Legislative Assembly for the ACT: 2003 Week 1 Hansard (30 January) . . Page.. 37 ..
MS TUCKER (continuing):
Mr Cornwell mentioned the school at Duffy. The census does not need to occur, or it should take into account collecting children. Ms Gallagher has assured me that those things are being looked at so that children can stay in their own community if that is what they desire.
The counselling being provided by the government is necessary. At a community meeting yesterday community service providers, Lifeline and such organisations talked about their good work in partnership with the government. I commend the way the community sector and the government have worked together and will continue to do so. One caution is that there are people slipping through the cracks. We need to deal with that.
In the rebuilding it is important that houses be built according to a building code that takes account of the potential for future fires. Canberra is a city unlike all others. Without a doubt, we need to live more carefully in our environment and be cleverer in how we do it. If government works in collaboration with industry and the community, when we rebuild we can draw on the spirit-on the care for one another-that could be seen in this crisis.
MR HARGREAVES (12.40): I rise to add my comments concerning the tragic events which took place a short time ago. As many members will know, I was out of town when the disaster struck the ACT. I found out about the scale of the tragedy when I came back to Canberra on the Monday after that dreadful weekend.
Before coming to the Assembly, I worked in the department of education. Part of my role was to develop plans for evacuation and recovery centres, based on training that I received from Emergency Management Australia. The plan revolved around small, medium and large-scale disasters which may be visited upon Canberra. These included gas leakage, a terrorist attack, aircraft-oriented disasters, flooding in the event of Googong Dam rupturing and, of course, bushfires.
When I took to the streets on the Monday afternoon, I was struck by a number of emotions. Principal among them was the camaraderie and support neighbours were bringing to each other. This city without a soul took those victims to its bosom and smothered them in support. Another emotion expressed to me by people standing in the ashes of their homes was about the courage, professionalism and bravery of our frontline firefighters.

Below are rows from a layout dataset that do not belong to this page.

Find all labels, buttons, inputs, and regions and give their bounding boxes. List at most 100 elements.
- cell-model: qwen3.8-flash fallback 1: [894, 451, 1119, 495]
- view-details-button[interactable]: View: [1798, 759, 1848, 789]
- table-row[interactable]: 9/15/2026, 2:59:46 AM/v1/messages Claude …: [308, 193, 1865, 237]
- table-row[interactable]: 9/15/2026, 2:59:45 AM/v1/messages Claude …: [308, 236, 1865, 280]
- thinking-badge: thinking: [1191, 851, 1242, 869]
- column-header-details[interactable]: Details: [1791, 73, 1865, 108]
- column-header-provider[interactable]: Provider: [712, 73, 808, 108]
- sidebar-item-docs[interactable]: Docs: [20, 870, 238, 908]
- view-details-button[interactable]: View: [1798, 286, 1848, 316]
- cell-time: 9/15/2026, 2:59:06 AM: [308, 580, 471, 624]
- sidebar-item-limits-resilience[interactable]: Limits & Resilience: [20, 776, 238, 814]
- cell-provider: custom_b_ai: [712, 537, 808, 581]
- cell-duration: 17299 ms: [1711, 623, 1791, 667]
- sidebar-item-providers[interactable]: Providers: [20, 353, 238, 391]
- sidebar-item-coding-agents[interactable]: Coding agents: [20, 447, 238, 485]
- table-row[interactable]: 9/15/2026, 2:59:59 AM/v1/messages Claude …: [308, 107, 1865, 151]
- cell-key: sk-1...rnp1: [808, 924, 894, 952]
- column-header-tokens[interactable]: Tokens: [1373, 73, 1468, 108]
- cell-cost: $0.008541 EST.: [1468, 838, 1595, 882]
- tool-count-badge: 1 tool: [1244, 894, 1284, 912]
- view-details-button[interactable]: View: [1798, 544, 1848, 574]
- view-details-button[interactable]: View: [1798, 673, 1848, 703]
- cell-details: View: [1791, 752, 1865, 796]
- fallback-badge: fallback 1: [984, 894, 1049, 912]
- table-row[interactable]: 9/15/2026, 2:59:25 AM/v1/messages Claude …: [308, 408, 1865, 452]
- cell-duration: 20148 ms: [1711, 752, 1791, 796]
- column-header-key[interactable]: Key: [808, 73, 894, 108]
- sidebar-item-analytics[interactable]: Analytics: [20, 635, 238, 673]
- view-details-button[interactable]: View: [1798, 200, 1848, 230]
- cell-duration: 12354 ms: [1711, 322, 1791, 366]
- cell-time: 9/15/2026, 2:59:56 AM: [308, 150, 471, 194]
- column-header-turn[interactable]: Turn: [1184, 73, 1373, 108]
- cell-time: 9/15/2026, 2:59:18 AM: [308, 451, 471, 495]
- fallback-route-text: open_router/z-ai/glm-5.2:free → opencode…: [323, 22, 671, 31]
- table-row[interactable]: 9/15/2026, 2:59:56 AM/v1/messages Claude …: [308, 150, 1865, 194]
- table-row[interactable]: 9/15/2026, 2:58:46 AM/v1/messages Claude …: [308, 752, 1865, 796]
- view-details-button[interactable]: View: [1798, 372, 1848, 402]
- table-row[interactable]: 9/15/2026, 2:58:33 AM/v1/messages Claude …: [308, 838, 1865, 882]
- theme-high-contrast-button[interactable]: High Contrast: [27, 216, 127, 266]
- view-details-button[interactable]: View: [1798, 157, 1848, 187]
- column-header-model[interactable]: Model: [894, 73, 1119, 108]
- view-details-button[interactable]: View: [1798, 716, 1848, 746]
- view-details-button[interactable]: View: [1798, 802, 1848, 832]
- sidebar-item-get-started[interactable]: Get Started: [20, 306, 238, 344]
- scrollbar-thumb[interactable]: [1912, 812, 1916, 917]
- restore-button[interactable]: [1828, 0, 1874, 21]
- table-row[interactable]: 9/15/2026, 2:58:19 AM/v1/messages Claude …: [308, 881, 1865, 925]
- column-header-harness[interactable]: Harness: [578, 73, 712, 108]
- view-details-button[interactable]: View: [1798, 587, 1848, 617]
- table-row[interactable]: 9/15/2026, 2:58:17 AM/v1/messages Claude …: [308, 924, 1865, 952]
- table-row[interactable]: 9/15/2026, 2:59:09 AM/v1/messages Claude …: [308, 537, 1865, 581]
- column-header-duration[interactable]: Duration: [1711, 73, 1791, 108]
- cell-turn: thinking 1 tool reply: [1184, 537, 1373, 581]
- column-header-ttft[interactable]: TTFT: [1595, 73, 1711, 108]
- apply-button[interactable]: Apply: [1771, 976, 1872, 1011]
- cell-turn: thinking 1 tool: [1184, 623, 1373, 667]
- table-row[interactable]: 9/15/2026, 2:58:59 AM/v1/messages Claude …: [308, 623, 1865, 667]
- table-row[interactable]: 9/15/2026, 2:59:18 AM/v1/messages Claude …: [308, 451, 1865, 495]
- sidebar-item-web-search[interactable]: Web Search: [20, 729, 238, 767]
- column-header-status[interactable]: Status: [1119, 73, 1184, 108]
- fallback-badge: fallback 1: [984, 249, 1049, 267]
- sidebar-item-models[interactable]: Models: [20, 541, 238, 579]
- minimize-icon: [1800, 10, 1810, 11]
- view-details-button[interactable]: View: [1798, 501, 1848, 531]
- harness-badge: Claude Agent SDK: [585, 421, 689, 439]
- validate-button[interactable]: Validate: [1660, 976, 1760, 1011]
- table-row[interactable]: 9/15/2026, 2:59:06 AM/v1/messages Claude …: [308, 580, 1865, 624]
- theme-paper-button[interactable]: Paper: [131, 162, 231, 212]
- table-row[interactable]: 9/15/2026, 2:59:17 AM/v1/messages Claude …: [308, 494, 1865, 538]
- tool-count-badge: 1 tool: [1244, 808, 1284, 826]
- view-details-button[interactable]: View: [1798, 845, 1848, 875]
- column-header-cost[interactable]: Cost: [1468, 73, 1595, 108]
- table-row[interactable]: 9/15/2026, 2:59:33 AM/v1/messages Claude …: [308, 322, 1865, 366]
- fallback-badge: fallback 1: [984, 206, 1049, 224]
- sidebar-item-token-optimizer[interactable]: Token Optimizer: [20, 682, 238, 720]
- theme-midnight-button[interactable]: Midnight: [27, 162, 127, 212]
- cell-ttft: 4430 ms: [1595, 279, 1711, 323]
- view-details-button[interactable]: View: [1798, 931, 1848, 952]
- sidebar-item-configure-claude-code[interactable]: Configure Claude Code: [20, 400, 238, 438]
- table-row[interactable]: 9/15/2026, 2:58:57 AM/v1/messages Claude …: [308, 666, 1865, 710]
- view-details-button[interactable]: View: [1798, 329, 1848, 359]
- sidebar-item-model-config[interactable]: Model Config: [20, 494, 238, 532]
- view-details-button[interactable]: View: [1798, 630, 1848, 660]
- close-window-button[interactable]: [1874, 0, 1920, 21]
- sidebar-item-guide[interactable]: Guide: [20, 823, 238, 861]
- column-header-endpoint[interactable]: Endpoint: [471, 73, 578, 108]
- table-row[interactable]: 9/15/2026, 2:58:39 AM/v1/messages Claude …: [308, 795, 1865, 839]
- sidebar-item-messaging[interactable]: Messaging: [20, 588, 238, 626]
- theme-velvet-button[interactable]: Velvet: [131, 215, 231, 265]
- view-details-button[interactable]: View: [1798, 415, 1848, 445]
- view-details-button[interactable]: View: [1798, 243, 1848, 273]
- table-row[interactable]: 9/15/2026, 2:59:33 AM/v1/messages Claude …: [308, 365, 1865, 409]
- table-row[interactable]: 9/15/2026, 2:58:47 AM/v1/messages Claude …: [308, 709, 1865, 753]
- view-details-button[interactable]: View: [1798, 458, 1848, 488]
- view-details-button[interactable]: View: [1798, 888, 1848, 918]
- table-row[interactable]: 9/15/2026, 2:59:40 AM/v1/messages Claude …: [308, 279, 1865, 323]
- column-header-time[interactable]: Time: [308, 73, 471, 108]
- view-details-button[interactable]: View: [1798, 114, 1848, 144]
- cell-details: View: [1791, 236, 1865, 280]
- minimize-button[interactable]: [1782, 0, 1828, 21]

The community did not know or care about the difference between the professional firefighters and volunteers, ambulance officers or police men and women; they were all heroes. The people said that nothing could have stood in the way of this maelstrom, nothing could have been done that had not been done. They also expressed their grief, their despair and their hope in various ways. They cried, and I cried with them. They laughed, and I tried to laugh, too. But mostly they just talked and described not only their own experiences, but also the experiences of those around them. They told of individual acts of bravery. They marvelled at the selective nature of the fire. They told about the plight of pets and young kids and they told of their pain. They did not blame or seek to apportion responsibility or find scapegoats; they just got on with it.